Майор Пронин и тайны чёрной магии - Лев Сергеевич Овалов
Шрифт:
Интервал:
Закладка:
– А приводить не надо, – сказал Пронин. – Я сам приду в КПЗ.
– Я хотел бы присутствовать при свидании, – сказал Матвеев. – Я думаю, так будет лучше.
– Нет, не лучше, – резко сказал Пронин и вдруг рассердился. – Да ты что, не доверяешь мне что ли?
– Ну, что вы, Иван Николаевич, – примирительно отозвался Матвеев. – Если я вам не нужен…
– Не нужен, – лаконично отрезал Пронин. – Больше мне вообще от тебя ничего не нужно.
Его раздражение прорвалось помимо его воли, и Пронин был недоволен, что не смог сдержать себя в разговоре с Матвеевым.

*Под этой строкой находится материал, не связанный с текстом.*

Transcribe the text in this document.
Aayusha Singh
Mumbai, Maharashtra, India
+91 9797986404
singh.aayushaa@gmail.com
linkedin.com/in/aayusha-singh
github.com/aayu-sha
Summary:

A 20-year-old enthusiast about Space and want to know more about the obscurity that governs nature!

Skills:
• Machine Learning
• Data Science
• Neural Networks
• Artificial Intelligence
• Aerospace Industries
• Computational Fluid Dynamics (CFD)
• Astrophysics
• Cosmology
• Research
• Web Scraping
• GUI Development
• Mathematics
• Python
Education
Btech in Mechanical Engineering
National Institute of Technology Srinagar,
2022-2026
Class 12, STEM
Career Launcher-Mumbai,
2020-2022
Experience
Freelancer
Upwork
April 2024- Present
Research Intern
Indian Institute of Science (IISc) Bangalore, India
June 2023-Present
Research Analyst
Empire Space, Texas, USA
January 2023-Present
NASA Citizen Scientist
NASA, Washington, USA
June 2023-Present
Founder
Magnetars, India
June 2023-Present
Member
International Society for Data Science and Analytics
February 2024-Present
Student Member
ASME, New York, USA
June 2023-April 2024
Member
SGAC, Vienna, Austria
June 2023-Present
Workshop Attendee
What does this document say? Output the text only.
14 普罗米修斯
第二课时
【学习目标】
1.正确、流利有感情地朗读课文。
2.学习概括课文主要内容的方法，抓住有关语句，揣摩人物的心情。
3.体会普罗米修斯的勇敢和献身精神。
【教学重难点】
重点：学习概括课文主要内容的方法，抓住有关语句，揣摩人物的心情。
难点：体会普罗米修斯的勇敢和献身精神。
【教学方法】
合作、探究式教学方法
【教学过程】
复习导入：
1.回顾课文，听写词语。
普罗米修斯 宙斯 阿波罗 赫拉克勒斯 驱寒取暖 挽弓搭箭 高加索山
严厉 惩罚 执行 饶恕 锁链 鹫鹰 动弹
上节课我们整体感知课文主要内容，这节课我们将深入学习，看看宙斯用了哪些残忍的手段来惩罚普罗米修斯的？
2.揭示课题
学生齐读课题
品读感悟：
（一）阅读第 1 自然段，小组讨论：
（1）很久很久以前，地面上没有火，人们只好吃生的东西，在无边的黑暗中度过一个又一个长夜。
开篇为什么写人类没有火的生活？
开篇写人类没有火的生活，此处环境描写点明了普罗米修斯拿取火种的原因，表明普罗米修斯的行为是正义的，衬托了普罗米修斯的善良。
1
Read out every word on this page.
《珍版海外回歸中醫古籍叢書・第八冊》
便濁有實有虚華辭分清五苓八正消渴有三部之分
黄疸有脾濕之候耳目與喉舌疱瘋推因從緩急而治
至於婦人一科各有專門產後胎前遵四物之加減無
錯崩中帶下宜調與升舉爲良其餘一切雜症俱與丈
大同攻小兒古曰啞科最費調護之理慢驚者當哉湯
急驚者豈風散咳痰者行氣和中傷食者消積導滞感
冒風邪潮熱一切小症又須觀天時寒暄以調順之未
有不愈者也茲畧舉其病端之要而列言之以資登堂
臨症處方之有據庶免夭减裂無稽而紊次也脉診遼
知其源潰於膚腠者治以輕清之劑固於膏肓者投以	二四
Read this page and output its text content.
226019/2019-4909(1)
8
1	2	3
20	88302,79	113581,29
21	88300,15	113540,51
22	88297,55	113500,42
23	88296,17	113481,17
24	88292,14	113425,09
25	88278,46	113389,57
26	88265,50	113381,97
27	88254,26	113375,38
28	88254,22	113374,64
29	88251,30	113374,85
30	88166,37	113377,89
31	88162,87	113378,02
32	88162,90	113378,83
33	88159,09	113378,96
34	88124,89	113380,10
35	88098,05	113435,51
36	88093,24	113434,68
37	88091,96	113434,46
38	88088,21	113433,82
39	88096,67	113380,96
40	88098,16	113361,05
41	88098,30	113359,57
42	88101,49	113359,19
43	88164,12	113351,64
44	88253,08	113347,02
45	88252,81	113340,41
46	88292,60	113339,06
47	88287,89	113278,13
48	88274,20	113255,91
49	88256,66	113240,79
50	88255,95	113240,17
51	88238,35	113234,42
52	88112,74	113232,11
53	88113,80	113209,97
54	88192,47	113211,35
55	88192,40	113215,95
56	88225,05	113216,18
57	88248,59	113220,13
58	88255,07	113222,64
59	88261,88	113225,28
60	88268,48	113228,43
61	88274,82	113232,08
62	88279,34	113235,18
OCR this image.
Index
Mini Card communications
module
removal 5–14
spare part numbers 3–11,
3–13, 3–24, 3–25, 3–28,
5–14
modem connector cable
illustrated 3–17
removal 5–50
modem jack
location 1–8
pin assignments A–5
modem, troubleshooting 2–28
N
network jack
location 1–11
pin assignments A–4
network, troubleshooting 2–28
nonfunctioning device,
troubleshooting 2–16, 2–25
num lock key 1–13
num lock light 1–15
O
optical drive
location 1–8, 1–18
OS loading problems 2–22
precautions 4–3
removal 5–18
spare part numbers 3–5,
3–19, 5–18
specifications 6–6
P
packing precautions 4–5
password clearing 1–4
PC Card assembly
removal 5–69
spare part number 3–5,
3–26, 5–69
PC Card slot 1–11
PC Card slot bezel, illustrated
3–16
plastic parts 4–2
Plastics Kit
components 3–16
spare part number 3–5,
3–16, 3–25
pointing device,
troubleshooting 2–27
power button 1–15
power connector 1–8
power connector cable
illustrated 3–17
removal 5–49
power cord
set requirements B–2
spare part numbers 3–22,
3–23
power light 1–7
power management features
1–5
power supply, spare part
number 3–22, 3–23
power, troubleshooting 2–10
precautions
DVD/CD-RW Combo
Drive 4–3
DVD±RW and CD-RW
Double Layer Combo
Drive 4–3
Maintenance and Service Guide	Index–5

– Всё-таки ты поторопился, – сказал он, стараясь говорить помягче. – Сколько непоправимых ошибок было совершено из-за торопливости следственных властей.
Матвеев вежливо усмехнулся, и этот вежливый смешок опять рассердил Пронина и он, недосказав своей мысли, быстро попрощался и положил трубку на рычаг.
В обеденный перерыв Пронин не пошёл обедать, а пошёл в районное отделение милиции, где помещалась камера предварительного заключения, и где теперь находился Прибытков. Пронину очень хотелось увидеть этого человека, подойти к нему с самою строгою меркой, проявить по отношению к нему всю ту предубежденность, какую проявил в этом деле Матвеев. Дежурный по отделению встал, приветствуя Пронина. Иван Николаевич кивнул ему и прошёл в кабинет начальника отделения.
Начальником милиции в Улыбинском районе был капитан Корабельников, по мнению Пронина, очень хороший офицер, человек с боевыми заслугами и добрым сердцем, сочетание, которое Пронин очень ценил в людях.
Корабельников тоже встал, увидев секретаря райкома.
Они поздоровались, сели.
– Хочу повидать Прибыткова, – сразу сказал Пронин. – Я согласовал этот вопрос с Матвеевым.
– Да, я уже знаю, Матвеев прислал разрешение, – сказал Корабельников. – Сейчас отдам команду.
– Он у тебя где – в КПЗ? – спросил Пронин.
– Разумеется, – сказал Корабельников.
– А что она у тебя представляет? – спросил Пронин и усмехнулся. – Живу-живу в районе, а в КПЗ у тебя до сих пор побывать не удосужился.
– Мало пьёте, Иван Николаевич, – пошутил Корабельников. – Дёрните как следует, побейте окна или физиономию кому-нибудь, сразу познакомитесь с нашей КПЗ.
– Он у тебя что – в общей камере? – спросил Пронин.
– Нет, что вы, при таком обвинении, – сказал Корабельников. – У нас одна общая камера и две одиночки, Прибытков в одной из них.
– Так лучше я пройду к нему, – сказал Пронин. – Пожалуй, так будет лучше.
– Как угодно, – оказал Корабельников. – Вас сейчас проводят.
Он позвал дежурного.
– Товарищ Молодкин! – отдал он команду. – Проводите товарища Пронина в камеру к Прибыткову. Свидание разрешено прокурором.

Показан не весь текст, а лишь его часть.